Lugubelenus · 23/08/2020 19:39

I was like this too. An endless stream of negativity, replaying incidents and events from years ago, stopping me from sleeping, constantly berating myself for not doing things better, from work-related stuff to family matters.

After a lot of procrastination, I went to see my GP and was given a course of antidepressants (6 months), and I accessed some CBT and Mindfulness through Occupational Health at work.

It changed my life.

When the negative thoughts start, I focus on something else for a few minutes (could be writing/sewing/knitting/drawing/doing a jigsaw) and do some mindfulness exercises, then the thoughts disperse without impacting on my life any more.

Please seek help, you don't have to live this way.

Greymalkin12 · 23/08/2020 19:41

Following this thread - this resonates with me in many ways, from the LinkedIn to the replaying conversations that didn't go well over ten years ago and it is something that comes and goes.
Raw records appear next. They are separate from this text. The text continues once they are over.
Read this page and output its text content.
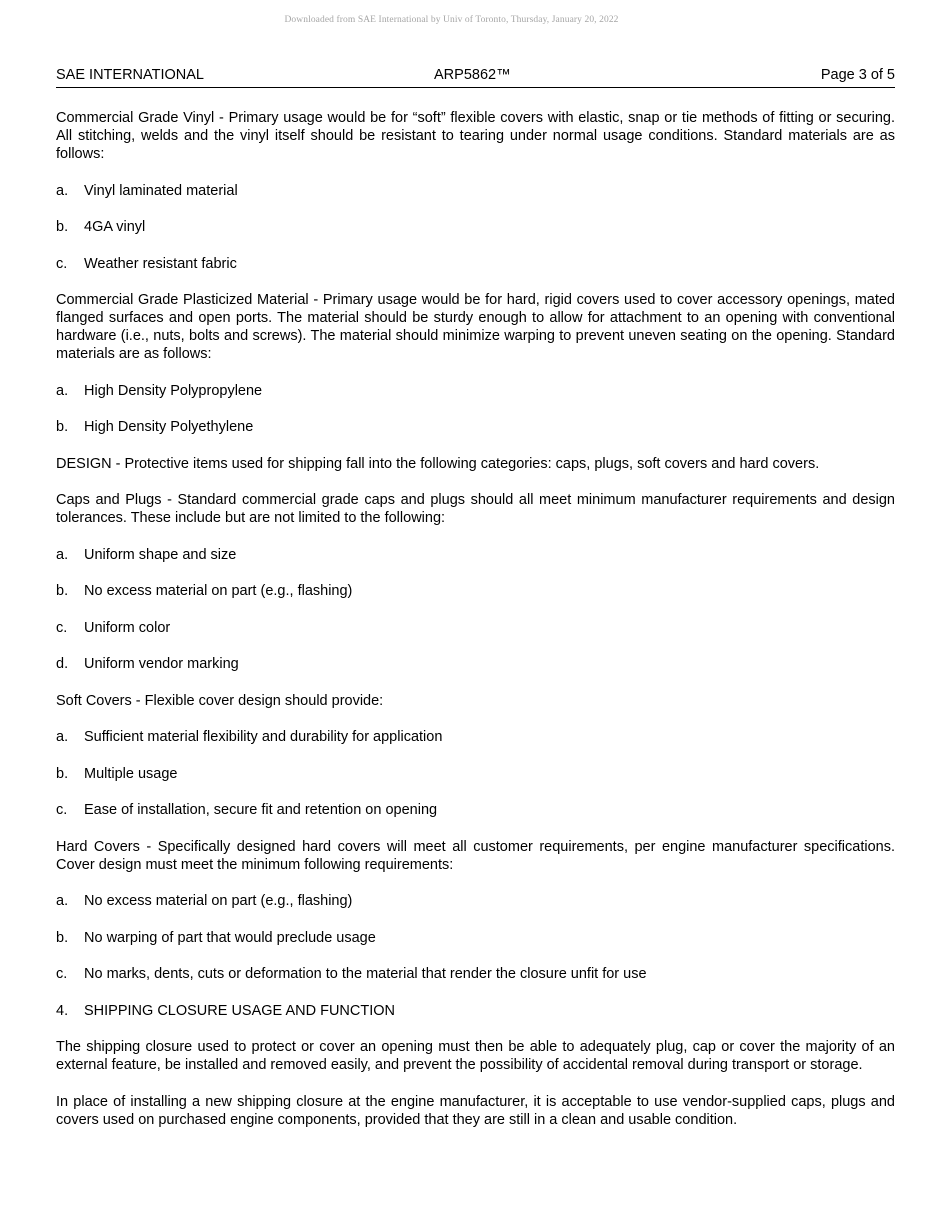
Downloaded from SAE International by Univ of Toronto, Thursday, January 20, 2022
SAE INTERNATIONAL	ARP5862™	Page 3 of 5

Commercial Grade Vinyl - Primary usage would be for “soft” flexible covers with elastic, snap or tie methods of fitting or securing. All stitching, welds and the vinyl itself should be resistant to tearing under normal usage conditions. Standard materials are as follows:

a. Vinyl laminated material
b. 4GA vinyl
c. Weather resistant fabric

Commercial Grade Plasticized Material - Primary usage would be for hard, rigid covers used to cover accessory openings, mated flanged surfaces and open ports. The material should be sturdy enough to allow for attachment to an opening with conventional hardware (i.e., nuts, bolts and screws). The material should minimize warping to prevent uneven seating on the opening. Standard materials are as follows:

a. High Density Polypropylene
b. High Density Polyethylene

DESIGN - Protective items used for shipping fall into the following categories: caps, plugs, soft covers and hard covers.

Caps and Plugs - Standard commercial grade caps and plugs should all meet minimum manufacturer requirements and design tolerances. These include but are not limited to the following:

a. Uniform shape and size
b. No excess material on part (e.g., flashing)
c. Uniform color
d. Uniform vendor marking

Soft Covers - Flexible cover design should provide:

a. Sufficient material flexibility and durability for application
b. Multiple usage
c. Ease of installation, secure fit and retention on opening

Hard Covers - Specifically designed hard covers will meet all customer requirements, per engine manufacturer specifications. Cover design must meet the minimum following requirements:

a. No excess material on part (e.g., flashing)
b. No warping of part that would preclude usage
c. No marks, dents, cuts or deformation to the material that render the closure unfit for use
4. SHIPPING CLOSURE USAGE AND FUNCTION

The shipping closure used to protect or cover an opening must then be able to adequately plug, cap or cover the majority of an external feature, be installed and removed easily, and prevent the possibility of accidental removal during transport or storage.

In place of installing a new shipping closure at the engine manufacturer, it is acceptable to use vendor-supplied caps, plugs and covers used on purchased engine components, provided that they are still in a clean and usable condition.
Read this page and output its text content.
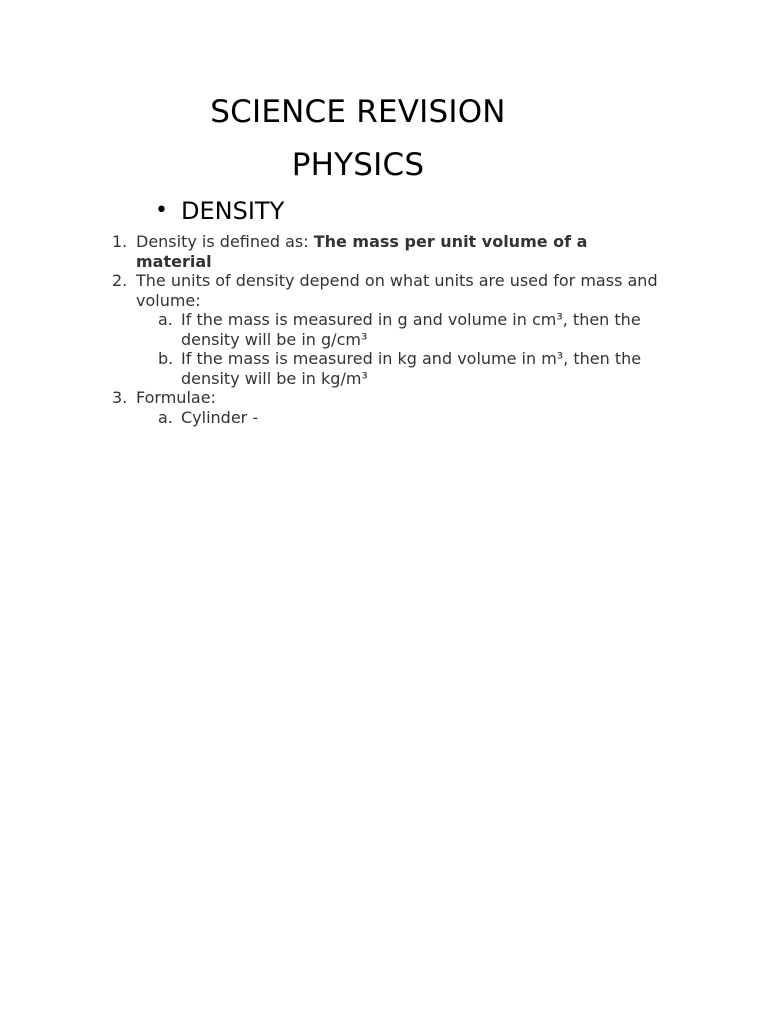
SCIENCE REVISION
PHYSICS
• DENSITY
1. Density is defined as: The mass per unit volume of a material
2. The units of density depend on what units are used for mass and volume:
a. If the mass is measured in g and volume in cm³, then the density will be in g/cm³
b. If the mass is measured in kg and volume in m³, then the density will be in kg/m³
3. Formulae:
a. Cylinder -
Very best wishes to you working through this.

Theterrible42s · 23/08/2020 19:42

Oh love, yes I can completely relate to that, I've done this for a large part of my life (even as a child) and do it now when I feel things spiralling out of my control. I don't have any answers, but I have wondered whether I have undiagnosed ADHD and that has been a t the root of a lot of my unhappiness. I find my life more manageable when it's broken up into fairly straightforward, practical and achievable goals if that makes sense. Being able to see evidence of the things I'm doing well helps me to like myself more.